Andreas Gustafsson is most of all very interesting person. His game, GLBlocks, became known nearly all over the world (because of Internet and its qualities), so we decided to ask Andreas few questions. He agreed...
First, tell me something about yourself. How old are you, where do you live,

you know, this stuff.

My name is Andreas Gustafsson, I'm 24 years old and live in southern Sweden.

I am currently working as a Windows/GUI programmer at a company called Intellicom.

What was your first computer and your first computer game?

My first computer was a Commodore 64, which I got when I was 12. My first game? Game that I played or programmed myself? First games I played I think was Spy Hunter and Out Run. First game I coded, don't really remember, some lame text-based game I wrote in Basic on the 64 probably...

When did you begin to be interested in programming? What was your first program? What programming language did you use?

Actually, unlike most youngsters who get their first computer, the first thing I did was NOT load up a game, instead, I started programming at once. My first program I think was:

10 PRINT "*"

20 GOTO 10


I continued to develop my Basic-skills and I programmed some small games and such, later i learned Assembler on the C64 and coded demos. A couple of years later I bought an Amiga and programmed Assembler (and some AMOS) on that, before getting my first PC (a 486SX-25)

Lets turn page to the present. What's your computer configuration? What programs and languages do you use for developing?

I have a Celeron 466MHz (overclocked to 525MHz), 192Mb RAM, 30Gb HD and a

GeForce DDR card. I do all my programming in Visual C++ nowadays, but before, in the days of DOS I used Turbo Pascal 7.0 alot, and also some Watcom C.

Could you tell us what are your favourite games or genres?

Well, I play a lot of games, mainly FPS, RTS and RPGs. At the moment the game I play the most is Diablo 2 (countless is the hours I spent on Diablo 1). I have also played alot of Quake 1/2/3 in my days, and Warcraft 1/2, Starcraft and Total Annihilation. Oh, and ofcourse I enjoy small puzzle/logic games like GLBlocks! :)

Do you play on-line games? If you do, which one(s)?

Well, as I mentioned earlier, I used to play lots of Quake 2 back in the days when I was doing my university studies and had a 10mbit connection in my apartment. I used to play atleast a couple of hours each day, not to good on the studies, but it was fun! :) Nowadays I hardly ever play online, but I do quite a bit of LAN playing with my brother and other friends.

What's the response on GLBlocks from other players? Can you say (approximately) how many people have already downloaded it?

I have gotten some GREAT feedback on GLBlocks, I never get tired of reading mails from people who like GLBlocks!

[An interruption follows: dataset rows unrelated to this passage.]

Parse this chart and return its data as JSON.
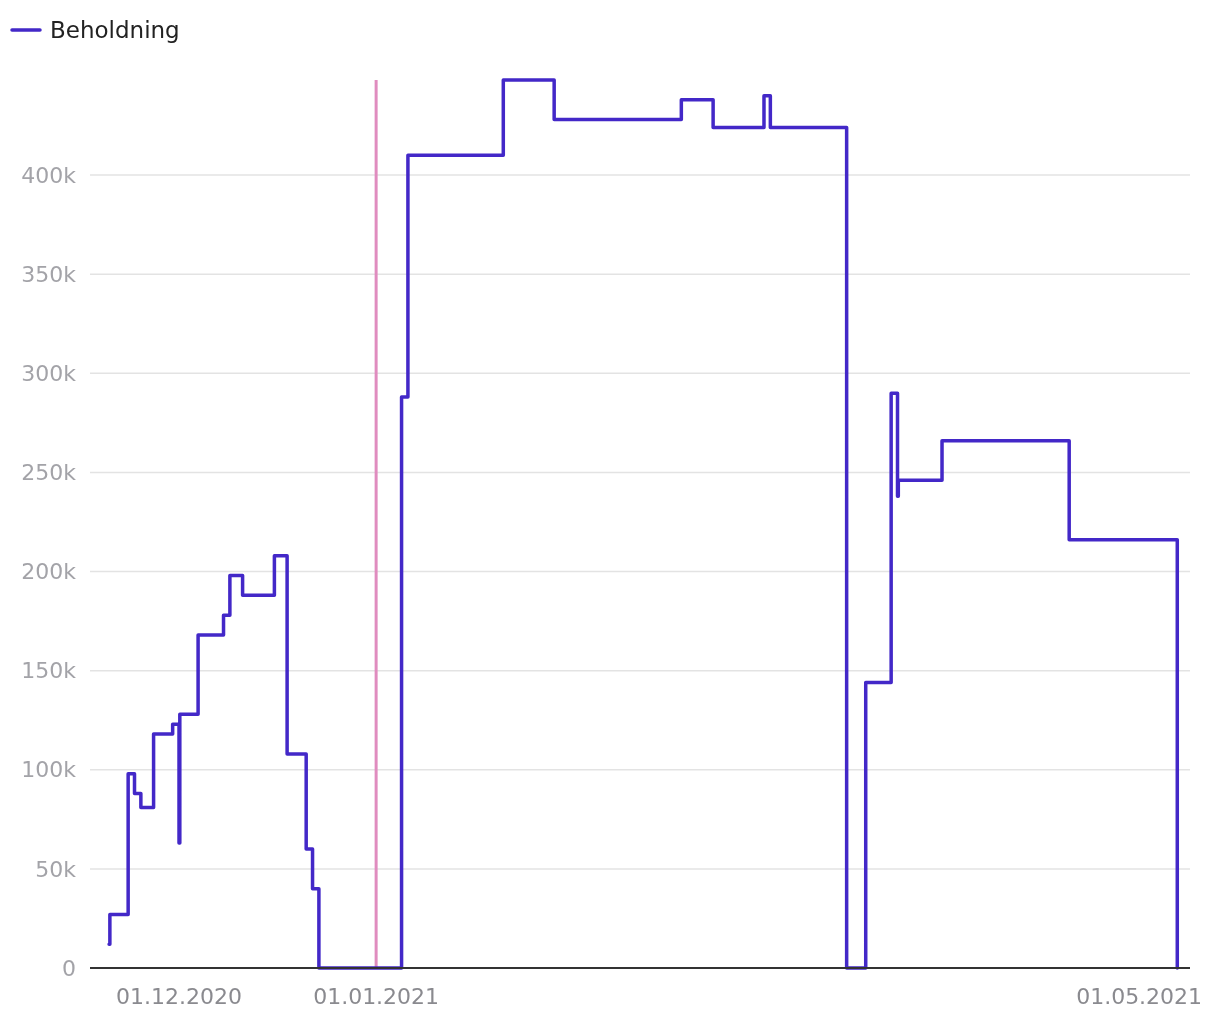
{
  "chart_data": {
    "type": "step",
    "legend": "top left",
    "grid": "y",
    "xlim": [
      "2020-11-17",
      "2021-05-09"
    ],
    "xticks": [
      {
        "value": "2020-12-01",
        "label": "01.12.2020"
      },
      {
        "value": "2021-01-01",
        "label": "01.01.2021"
      },
      {
        "value": "2021-05-01",
        "label": "01.05.2021"
      }
    ],
    "ylim": [
      0,
      450000
    ],
    "yticks": [
      {
        "value": 0,
        "label": "0"
      },
      {
        "value": 50000,
        "label": "50k"
      },
      {
        "value": 100000,
        "label": "100k"
      },
      {
        "value": 150000,
        "label": "150k"
      },
      {
        "value": 200000,
        "label": "200k"
      },
      {
        "value": 250000,
        "label": "250k"
      },
      {
        "value": 300000,
        "label": "300k"
      },
      {
        "value": 350000,
        "label": "350k"
      },
      {
        "value": 400000,
        "label": "400k"
      }
    ],
    "ref_lines": [
      {
        "axis": "x",
        "value": "2021-01-01",
        "color": "#e08cbf"
      }
    ],
    "series": [
      {
        "name": "Beholdning",
        "color": "#4328c8",
        "x": [
          "2020-11-20T00:00",
          "2020-11-20T03:00",
          "2020-11-23",
          "2020-11-24",
          "2020-11-25",
          "2020-11-27",
          "2020-11-30",
          "2020-12-01T00:00",
          "2020-12-01T03:00",
          "2020-12-04",
          "2020-12-08",
          "2020-12-09",
          "2020-12-11",
          "2020-12-16",
          "2020-12-18",
          "2020-12-21",
          "2020-12-22",
          "2020-12-23",
          "2021-01-05",
          "2021-01-06",
          "2021-01-21",
          "2021-01-29",
          "2021-02-18",
          "2021-02-23",
          "2021-03-03",
          "2021-03-04",
          "2021-03-16",
          "2021-03-19",
          "2021-03-23",
          "2021-03-24T00:00",
          "2021-03-24T03:00",
          "2021-03-31",
          "2021-04-20",
          "2021-05-07"
        ],
        "values": [
          12000,
          27000,
          98000,
          88000,
          81000,
          118000,
          123000,
          63000,
          128000,
          168000,
          178000,
          198000,
          188000,
          208000,
          108000,
          60000,
          40000,
          0,
          288000,
          410000,
          448000,
          428000,
          438000,
          424000,
          440000,
          424000,
          0,
          144000,
          290000,
          238000,
          246000,
          266000,
          216000,
          0
        ]
      }
    ]
  }
}
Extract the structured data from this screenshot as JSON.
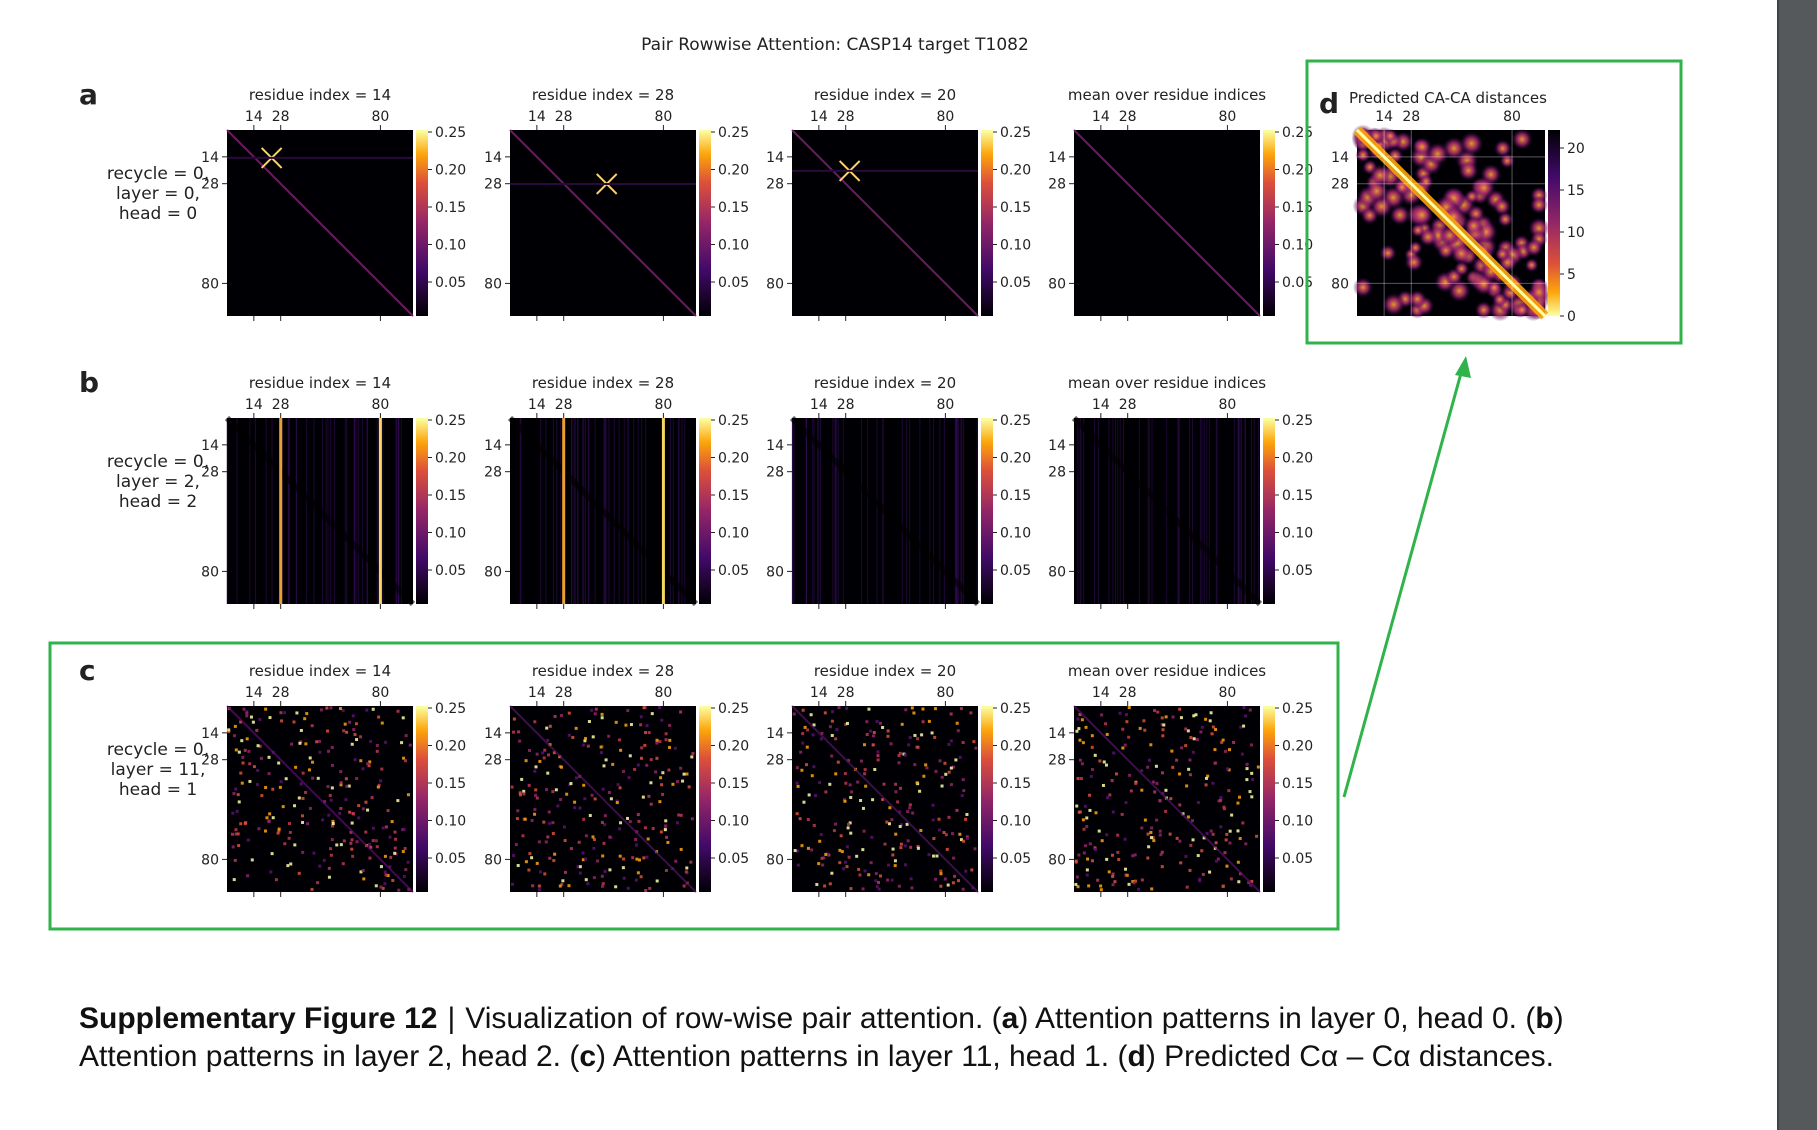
{
  "title": "Pair Rowwise Attention: CASP14 target T1082",
  "rows": [
    {
      "label": "a",
      "desc": [
        "recycle = 0,",
        "layer = 0,",
        "head = 0"
      ],
      "pattern": "cross"
    },
    {
      "label": "b",
      "desc": [
        "recycle = 0,",
        "layer = 2,",
        "head = 2"
      ],
      "pattern": "stripe"
    },
    {
      "label": "c",
      "desc": [
        "recycle = 0,",
        "layer = 11,",
        "head = 1"
      ],
      "pattern": "scatter"
    }
  ],
  "panel_titles": [
    "residue index = 14",
    "residue index = 28",
    "residue index = 20",
    "mean over residue indices"
  ],
  "axis_ticks": [
    "14",
    "28",
    "80"
  ],
  "colorbar_ticks": [
    "0.25",
    "0.20",
    "0.15",
    "0.10",
    "0.05"
  ],
  "panel_d": {
    "label": "d",
    "title": "Predicted CA-CA distances",
    "colorbar_ticks": [
      "20",
      "15",
      "10",
      "5",
      "0"
    ]
  },
  "highlight_color": "#2fb34a",
  "caption": {
    "figure_label": "Supplementary Figure 12",
    "separator": "|",
    "text_intro": "Visualization of row-wise pair attention.",
    "parts": [
      {
        "open": "(",
        "letter": "a",
        "close": ")",
        "text": "Attention patterns in layer 0, head 0."
      },
      {
        "open": "(",
        "letter": "b",
        "close": ")",
        "text": "Attention patterns in layer 2, head 2."
      },
      {
        "open": "(",
        "letter": "c",
        "close": ")",
        "text": "Attention patterns in layer 11, head 1."
      },
      {
        "open": "(",
        "letter": "d",
        "close": ")",
        "text": "Predicted Cα – Cα distances."
      }
    ]
  }
}
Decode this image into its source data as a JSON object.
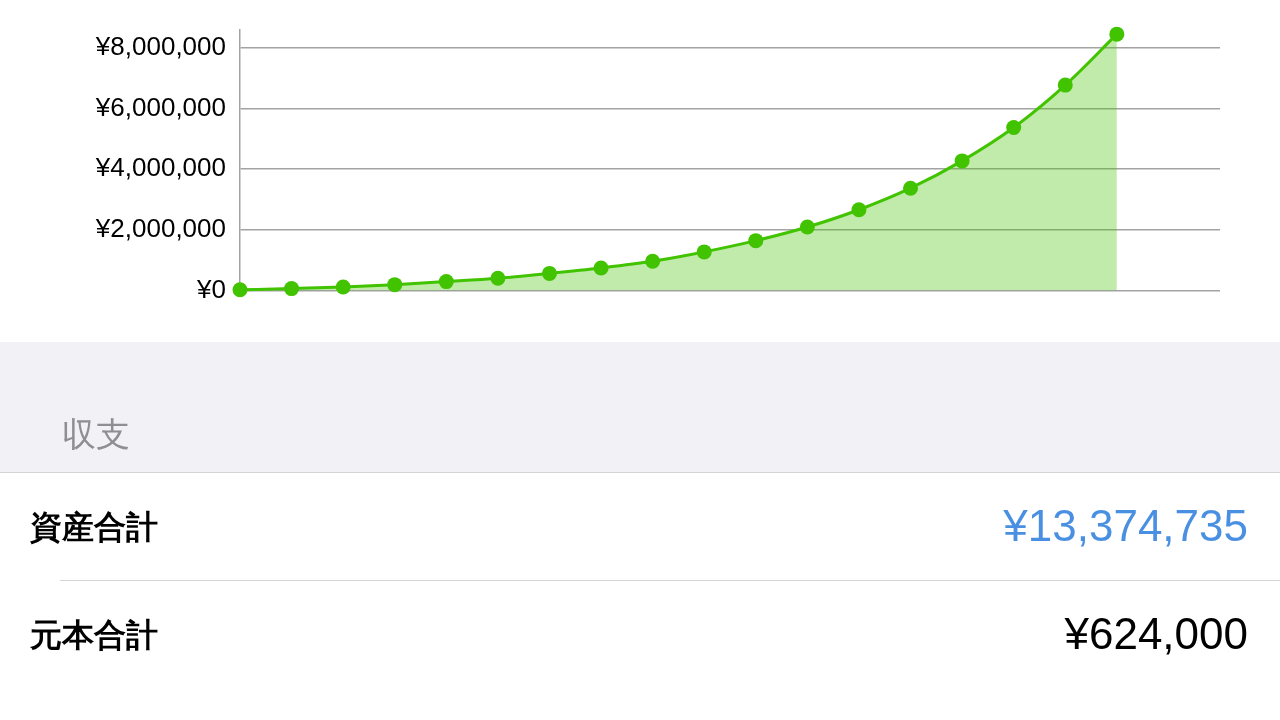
{
  "chart_data": {
    "type": "area",
    "categories": [
      null,
      null,
      null,
      null,
      null,
      null,
      null,
      null,
      null,
      null,
      null,
      null,
      null,
      null,
      null,
      null,
      null,
      null,
      null,
      null
    ],
    "values": [
      20000,
      60000,
      110000,
      190000,
      290000,
      400000,
      560000,
      740000,
      960000,
      1270000,
      1640000,
      2090000,
      2660000,
      3370000,
      4270000,
      5370000,
      6770000,
      8450000,
      null,
      null
    ],
    "color": "#41c300",
    "ylim": [
      0,
      8600000
    ],
    "yticks": [
      {
        "value": 0,
        "label": "¥0"
      },
      {
        "value": 2000000,
        "label": "¥2,000,000"
      },
      {
        "value": 4000000,
        "label": "¥4,000,000"
      },
      {
        "value": 6000000,
        "label": "¥6,000,000"
      },
      {
        "value": 8000000,
        "label": "¥8,000,000"
      }
    ],
    "grid": "y",
    "marker": "circle",
    "annotations": [
      "収支",
      "資産合計",
      "¥13,374,735",
      "元本合計",
      "¥624,000"
    ]
  }
}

As for the downloads, it's really hard to say, since the game can be downloaded from so many places. The only place where I have some numbers is from 3DFiles.com, where the current version have been downloaded around 10.000 times, and think the first version (1.2) had something like 5.000 downloads. But as i mentioned earlier, there are a lot of other places you can download it from, so the total is probably much higher. I have also gotten a couple of requests from people who wants to put GLBlocks on cover-CDs, etc. which means GLBlocks will reach even more potential players, just the way I want it!

Where did you find that idea that the playfield could swing?

Well, I can't take credit for that, actually I got the idea from an old DOS-tetris game called 'Pufftris', which featured a swinging playfield similar to the one I have in GLBlocks.

Who created the excellent graphics background for GLBlocks? Did you draw it yourself?

No, the nice background picture is painted by a guy called Joe Parson. My own graphics/design skills are kind of... uh... limited.. :)

Why do you use OpenGL as graphical API? Why not DirectX?

First of all, when at the university I took a course in '3D and Virtual Reality', where we used OpenGL, that's how I got started. A big reason to why I stuck with OpenGL is that it's powerful, but very easy to use. When I checked out DirectX/Direct3D it needed like 1000 lines just to get the simplest of programs running, in OpenGL you can do the same thing MUCH easier. I've heard that D3D has been simplified since DX7, but I still think OpenGL is the better choice.

What are your future plans? GLBlocks 2,3,4 ... ?

Well, since I started working a couple of weeks ago I've found out just how little time is left for 'fun'-coding. But maybe when I get some time over I will make another little game. If it will be GLBlocks 2 remains to be seen. IF i choose to do it I have lot of suggestions for improvments and new features that people have sent to me that I can use.